Ciò pare che si possa spiegare ammettendo l'azione simultanea, nella fermentazione, dei fermenti e di un enzima proveniente al certo dalla glandula mammaria stessa: però questo non è ben dimostrato.

Il contenuto gastrico ne è relativamente più ricco nel termine del periodo di chimificazione.

Per riconoscerne la presenza e separarlo dall'acido cloridrico, si usa il metodo del coefficiente di partizione che consiste, come ho detto parlando dell'acido cloridrico, nell'aggiungere acqua ed etere. L'acqua tira a sé l'acido minerale, l'etere l'acido organico: separando questi due solventi, come è logico, trascineranno con loro i corpi in soluzione. Si svela la presenza dell'acido lattico versando nel liquido da esaminare una piccola quantità di percloruro di ferro: s'avrà un precipitato gialletto di lattato di ferro.

Si va più immuni da errori col reattivo di Uffelmann, che si prepara facendo una soluzione di 6 gocce di percloruro di ferro in 40 centimetri cubici di acqua distillata cui si aggiungono in ultimo 4 gocce d'acido fenico.

Una soluzione di carbonato di rame versata in un liquido contenente acido lattico, da una colorazione verde azzurrognola, per la formazione di lattato di rame.

In tutte le reazioni che si fanno per svelar la presenza dell'acido lattico, si badi a portar via precedentemente le albumine che potrebbero nascondere i precipitati: per separarle, basta riscaldare moderatamente e poi filtrare il liquido da esaminare.

Scaldando l'acido lattico con acido solforico si sviluppa ossido di carbonio, che si riconosce avvicinando un po' di ossido rameoso il quale è polvere di colore rosso vivo: l'ossido di carbonio lo riduce in rame ed anidride carbonica.

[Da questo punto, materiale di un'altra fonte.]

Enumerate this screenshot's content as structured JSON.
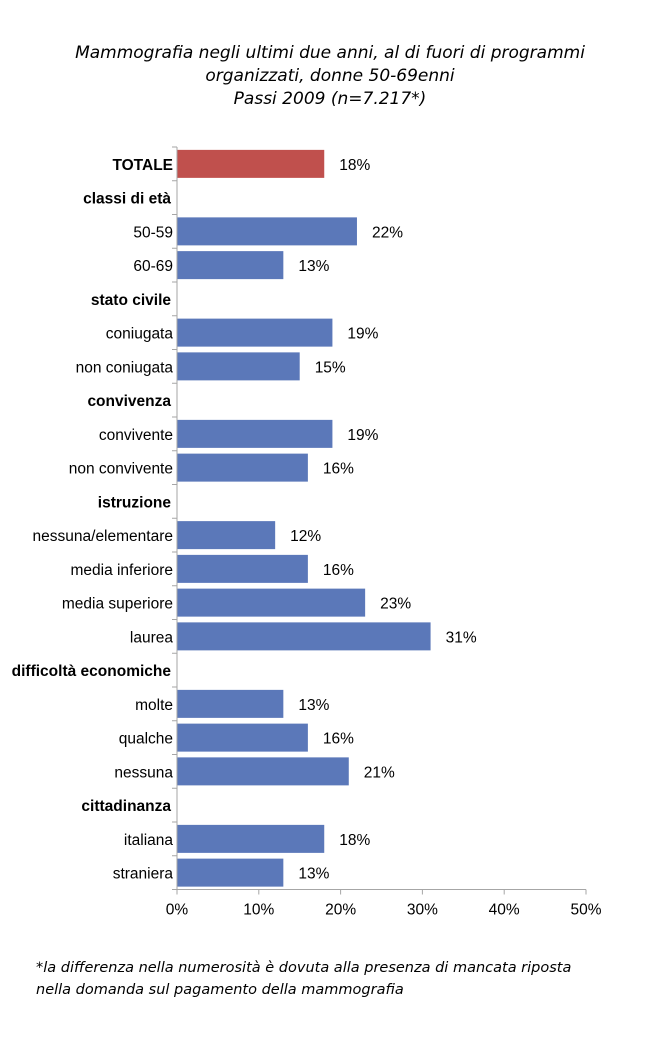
{
  "title": {
    "line1": "Mammografia negli ultimi due anni, al di fuori di programmi",
    "line2": "organizzati, donne 50-69enni",
    "line3": "Passi 2009 (n=7.217*)"
  },
  "footnote": {
    "line1": "*la differenza nella numerosità è dovuta alla presenza di mancata riposta",
    "line2": "nella domanda sul pagamento della mammografia"
  },
  "colors": {
    "total_bar": "#c0504d",
    "bar": "#5b78b9",
    "axis": "#a6a6a6",
    "text": "#000000"
  },
  "chart_data": {
    "type": "bar",
    "orientation": "horizontal",
    "xlim": [
      0,
      50
    ],
    "xticks": [
      "0%",
      "10%",
      "20%",
      "30%",
      "40%",
      "50%"
    ],
    "grid": false,
    "rows": [
      {
        "label": "TOTALE",
        "kind": "total",
        "value": 18,
        "value_label": "18%"
      },
      {
        "label": "classi di età",
        "kind": "header"
      },
      {
        "label": "50-59",
        "kind": "bar",
        "value": 22,
        "value_label": "22%"
      },
      {
        "label": "60-69",
        "kind": "bar",
        "value": 13,
        "value_label": "13%"
      },
      {
        "label": "stato civile",
        "kind": "header"
      },
      {
        "label": "coniugata",
        "kind": "bar",
        "value": 19,
        "value_label": "19%"
      },
      {
        "label": "non coniugata",
        "kind": "bar",
        "value": 15,
        "value_label": "15%"
      },
      {
        "label": "convivenza",
        "kind": "header"
      },
      {
        "label": "convivente",
        "kind": "bar",
        "value": 19,
        "value_label": "19%"
      },
      {
        "label": "non convivente",
        "kind": "bar",
        "value": 16,
        "value_label": "16%"
      },
      {
        "label": "istruzione",
        "kind": "header"
      },
      {
        "label": "nessuna/elementare",
        "kind": "bar",
        "value": 12,
        "value_label": "12%"
      },
      {
        "label": "media inferiore",
        "kind": "bar",
        "value": 16,
        "value_label": "16%"
      },
      {
        "label": "media superiore",
        "kind": "bar",
        "value": 23,
        "value_label": "23%"
      },
      {
        "label": "laurea",
        "kind": "bar",
        "value": 31,
        "value_label": "31%"
      },
      {
        "label": "difficoltà economiche",
        "kind": "header"
      },
      {
        "label": "molte",
        "kind": "bar",
        "value": 13,
        "value_label": "13%"
      },
      {
        "label": "qualche",
        "kind": "bar",
        "value": 16,
        "value_label": "16%"
      },
      {
        "label": "nessuna",
        "kind": "bar",
        "value": 21,
        "value_label": "21%"
      },
      {
        "label": "cittadinanza",
        "kind": "header"
      },
      {
        "label": "italiana",
        "kind": "bar",
        "value": 18,
        "value_label": "18%"
      },
      {
        "label": "straniera",
        "kind": "bar",
        "value": 13,
        "value_label": "13%"
      }
    ]
  }
}
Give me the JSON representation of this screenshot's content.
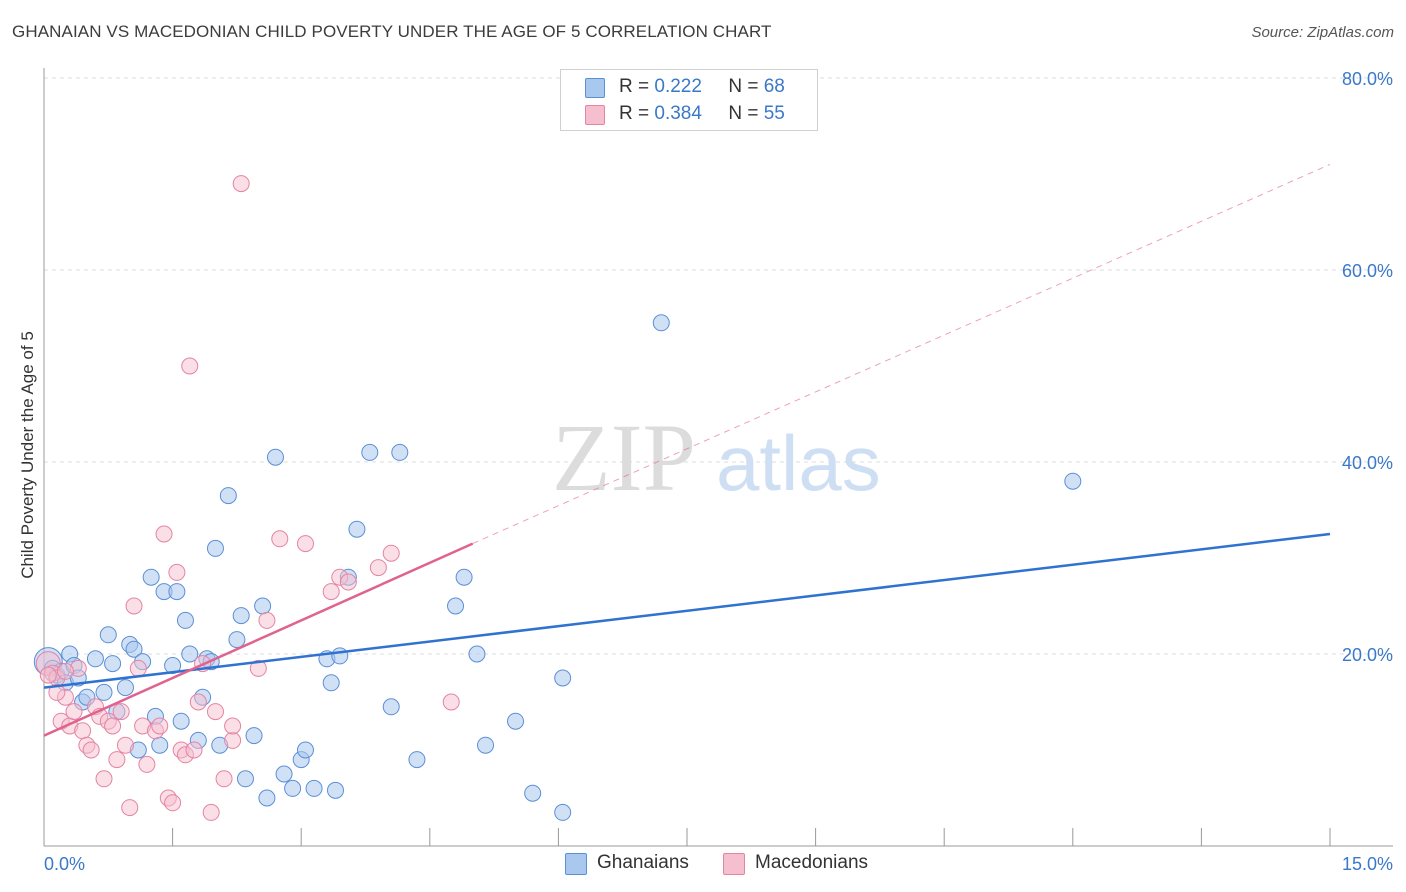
{
  "header": {
    "title": "GHANAIAN VS MACEDONIAN CHILD POVERTY UNDER THE AGE OF 5 CORRELATION CHART",
    "source": "Source: ZipAtlas.com"
  },
  "watermark": {
    "zip": "ZIP",
    "atlas": "atlas"
  },
  "legend": {
    "rows": [
      {
        "r_label": "R =",
        "r_value": "0.222",
        "n_label": "N =",
        "n_value": "68"
      },
      {
        "r_label": "R =",
        "r_value": "0.384",
        "n_label": "N =",
        "n_value": "55"
      }
    ]
  },
  "bottom_legend": {
    "series1": "Ghanaians",
    "series2": "Macedonians"
  },
  "colors": {
    "blue_fill": "#a9c8ef",
    "blue_stroke": "#5b8fd6",
    "blue_line": "#2f72d0",
    "pink_fill": "#f6bfd0",
    "pink_stroke": "#e583a5",
    "pink_line": "#e0628f",
    "axis_text": "#3a78c9",
    "grid": "#dddddd"
  },
  "chart_data": {
    "type": "scatter",
    "title": "GHANAIAN VS MACEDONIAN CHILD POVERTY UNDER THE AGE OF 5 CORRELATION CHART",
    "xlabel": "",
    "ylabel": "Child Poverty Under the Age of 5",
    "xlim": [
      0,
      15
    ],
    "ylim": [
      0,
      80
    ],
    "x_tick_labels": [
      "0.0%",
      "15.0%"
    ],
    "y_ticks": [
      20,
      40,
      60,
      80
    ],
    "y_tick_labels": [
      "20.0%",
      "40.0%",
      "60.0%",
      "80.0%"
    ],
    "grid": true,
    "series": [
      {
        "name": "Ghanaians",
        "R": 0.222,
        "N": 68,
        "trend": {
          "x0": 0,
          "y0": 16.5,
          "x1": 15,
          "y1": 32.5,
          "dashed_extension": false
        },
        "points": [
          [
            0.05,
            19.2
          ],
          [
            0.1,
            18.5
          ],
          [
            0.15,
            17.8
          ],
          [
            0.2,
            18.2
          ],
          [
            0.25,
            17.0
          ],
          [
            0.3,
            20.0
          ],
          [
            0.35,
            18.8
          ],
          [
            0.4,
            17.5
          ],
          [
            0.45,
            15.0
          ],
          [
            0.5,
            15.5
          ],
          [
            0.6,
            19.5
          ],
          [
            0.7,
            16.0
          ],
          [
            0.75,
            22.0
          ],
          [
            0.8,
            19.0
          ],
          [
            0.85,
            14.0
          ],
          [
            0.95,
            16.5
          ],
          [
            1.0,
            21.0
          ],
          [
            1.05,
            20.5
          ],
          [
            1.1,
            10.0
          ],
          [
            1.15,
            19.2
          ],
          [
            1.25,
            28.0
          ],
          [
            1.3,
            13.5
          ],
          [
            1.35,
            10.5
          ],
          [
            1.4,
            26.5
          ],
          [
            1.5,
            18.8
          ],
          [
            1.55,
            26.5
          ],
          [
            1.6,
            13.0
          ],
          [
            1.65,
            23.5
          ],
          [
            1.7,
            20.0
          ],
          [
            1.8,
            11.0
          ],
          [
            1.85,
            15.5
          ],
          [
            1.9,
            19.5
          ],
          [
            1.95,
            19.2
          ],
          [
            2.0,
            31.0
          ],
          [
            2.05,
            10.5
          ],
          [
            2.15,
            36.5
          ],
          [
            2.25,
            21.5
          ],
          [
            2.3,
            24.0
          ],
          [
            2.35,
            7.0
          ],
          [
            2.45,
            11.5
          ],
          [
            2.55,
            25.0
          ],
          [
            2.6,
            5.0
          ],
          [
            2.7,
            40.5
          ],
          [
            2.8,
            7.5
          ],
          [
            2.9,
            6.0
          ],
          [
            3.0,
            9.0
          ],
          [
            3.05,
            10.0
          ],
          [
            3.15,
            6.0
          ],
          [
            3.3,
            19.5
          ],
          [
            3.35,
            17.0
          ],
          [
            3.4,
            5.8
          ],
          [
            3.45,
            19.8
          ],
          [
            3.55,
            28.0
          ],
          [
            3.65,
            33.0
          ],
          [
            3.8,
            41.0
          ],
          [
            4.05,
            14.5
          ],
          [
            4.15,
            41.0
          ],
          [
            4.35,
            9.0
          ],
          [
            4.8,
            25.0
          ],
          [
            4.9,
            28.0
          ],
          [
            5.05,
            20.0
          ],
          [
            5.15,
            10.5
          ],
          [
            5.5,
            13.0
          ],
          [
            5.7,
            5.5
          ],
          [
            6.05,
            17.5
          ],
          [
            6.05,
            3.5
          ],
          [
            7.2,
            54.5
          ],
          [
            12.0,
            38.0
          ]
        ]
      },
      {
        "name": "Macedonians",
        "R": 0.384,
        "N": 55,
        "trend": {
          "x0": 0,
          "y0": 11.5,
          "x1": 5.0,
          "y1": 31.5,
          "dashed_to": [
            15,
            71
          ]
        },
        "points": [
          [
            0.05,
            19.0
          ],
          [
            0.1,
            18.0
          ],
          [
            0.15,
            17.5
          ],
          [
            0.2,
            13.0
          ],
          [
            0.25,
            15.5
          ],
          [
            0.3,
            12.5
          ],
          [
            0.35,
            14.0
          ],
          [
            0.4,
            18.5
          ],
          [
            0.45,
            12.0
          ],
          [
            0.5,
            10.5
          ],
          [
            0.55,
            10.0
          ],
          [
            0.6,
            14.5
          ],
          [
            0.65,
            13.5
          ],
          [
            0.7,
            7.0
          ],
          [
            0.75,
            13.0
          ],
          [
            0.8,
            12.5
          ],
          [
            0.85,
            9.0
          ],
          [
            0.9,
            14.0
          ],
          [
            0.95,
            10.5
          ],
          [
            1.0,
            4.0
          ],
          [
            1.05,
            25.0
          ],
          [
            1.1,
            18.5
          ],
          [
            1.15,
            12.5
          ],
          [
            1.2,
            8.5
          ],
          [
            1.3,
            12.0
          ],
          [
            1.35,
            12.5
          ],
          [
            1.4,
            32.5
          ],
          [
            1.45,
            5.0
          ],
          [
            1.5,
            4.5
          ],
          [
            1.55,
            28.5
          ],
          [
            1.6,
            10.0
          ],
          [
            1.65,
            9.5
          ],
          [
            1.7,
            50.0
          ],
          [
            1.75,
            10.0
          ],
          [
            1.8,
            15.0
          ],
          [
            1.85,
            19.0
          ],
          [
            1.95,
            3.5
          ],
          [
            2.0,
            14.0
          ],
          [
            2.1,
            7.0
          ],
          [
            2.2,
            11.0
          ],
          [
            2.2,
            12.5
          ],
          [
            2.3,
            69.0
          ],
          [
            2.5,
            18.5
          ],
          [
            2.6,
            23.5
          ],
          [
            2.75,
            32.0
          ],
          [
            3.05,
            31.5
          ],
          [
            3.35,
            26.5
          ],
          [
            3.45,
            28.0
          ],
          [
            3.55,
            27.5
          ],
          [
            3.9,
            29.0
          ],
          [
            4.05,
            30.5
          ],
          [
            4.75,
            15.0
          ],
          [
            0.05,
            17.8
          ],
          [
            0.25,
            18.2
          ],
          [
            0.15,
            16.0
          ]
        ]
      }
    ]
  }
}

L'ossido di carbonio brucia con fiamma azzurra.

Evidentemente dalla presenza dell'ossido di carbonio si deduce la presenza dell'acido.

L'acido etilideno lattico è inattivo sui raggi polarizzati mentre l'acido etinolattico è destrogiro. Da sali il cui coefficiente di solubilità è maggiore di quello dei sali dell'acido etinolattico, epperò si tien come norma nella distinzione tra i due acidi.